Examples of strategies that school boards have explored to systemically address racial inequities include but are not limited to the following:
- Cultivating a culture of learning, collaboration and trust among the governance team, where discomfort is embraced as a lever for transparent and proactive change.
- Adopting an equity statement to articulate a common vision and commitment to the work of the district.
- Adopting an equity policy that provides clear guidance on how the school board will govern all aspects of the district with an equity lens.
- Adopting an equity impact plan/strategic plan to focus and prioritize monitoring the impact and implementation of the Local Control and Accountability Plan for target student groups.
- Asking meaningful questions of the superintendent and staff that align with the district’s collective purpose and focus on educational equity.
- Allocating and prioritizing the district budget to reflect its values about equity through ongoing professional learning for all district staff with an explicit focus on racial equity across all aspects of education (i.e. curriculum adoption, instruction, discipline, etc.).
- Empowering community and student voices through listening sessions around policing in schools.
- Utilizing equity advisory groups with diverse representation across the district.
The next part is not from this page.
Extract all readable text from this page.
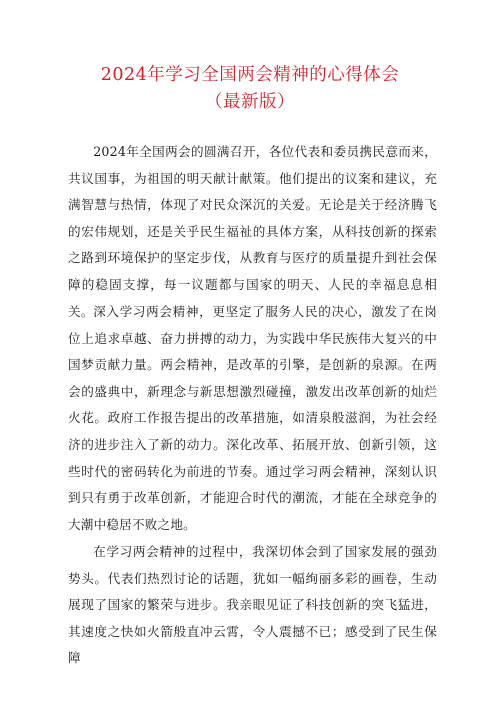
2024年学习全国两会精神的心得体会
（最新版）

2024年全国两会的圆满召开，各位代表和委员携民意而来，共议国事，为祖国的明天献计献策。他们提出的议案和建议，充满智慧与热情，体现了对民众深沉的关爱。无论是关于经济腾飞的宏伟规划，还是关乎民生福祉的具体方案，从科技创新的探索之路到环境保护的坚定步伐，从教育与医疗的质量提升到社会保障的稳固支撑，每一议题都与国家的明天、人民的幸福息息相关。 深入学习两会精神，更坚定了服务人民的决心，激发了在岗位上追求卓越、奋力拼搏的动力，为实践中华民族伟大复兴的中国梦贡献力量。两会精神，是改革的引擎，是创新的泉源。在两会的盛典中，新理念与新思想激烈碰撞，激发出改革创新的灿烂火花。政府工作报告提出的改革措施，如清泉般滋润，为社会经济的进步注入了新的动力。深化改革、拓展开放、创新引领，这些时代的密码转化为前进的节奏。通过学习两会精神，深刻认识到只有勇于改革创新，才能迎合时代的潮流，才能在全球竞争的大潮中稳居不败之地。

在学习两会精神的过程中，我深切体会到了国家发展的强劲势头。代表们热烈讨论的话题，犹如一幅绚丽多彩的画卷，生动展现了国家的繁荣与进步。我亲眼见证了科技创新的突飞猛进，其速度之快如火箭般直冲云霄，令人震撼不已；感受到了民生保障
- Engaging in ongoing study sessions to prioritize and unpack equity challenges.
- Engaging in equity walks across the district campuses to understand the context of equity in action.
- Partnering with local agencies to address community equity challenges such as redefining relationships with school police.
- Employing explicit policies and protocols around addressing challenges such as racially motivated behavior by students, staff or community members.
- Adopting policy that supports the strategic implementation of research-based practices around culturally relevant instruction, ethnic studies and social-emotional learning.
- Participating in county school board networks to foster a collaborative movement in replicating and sustaining promising practices.
- Hiring a superintendent who is equity-minded and intentional about the implementation of anti-racist practices.
Realizing racial equity in a district includes a shift in resources where the fair distribution of benefits and burdens are not skewed by race and ethnicity. It demands that we pay attention not just to individual-level discrimination, but to overall social outcomes of the school community. While we must avoid engaging a focus on “oppression olympics,” it is important that we acknowledge the pain and impact of oppression for all historically marginalized groups. In this, we must also be even more courageous to recognize our power and ability to interrupt institutional racism, even when it creates a space of discomfort. Ultimately, everyone benefits when racial equity gaps are closed. After all, racism harms everyone.
Equity leaders, we cannot close the educational gaps that we see in our schools if we don’t close the one in our minds first.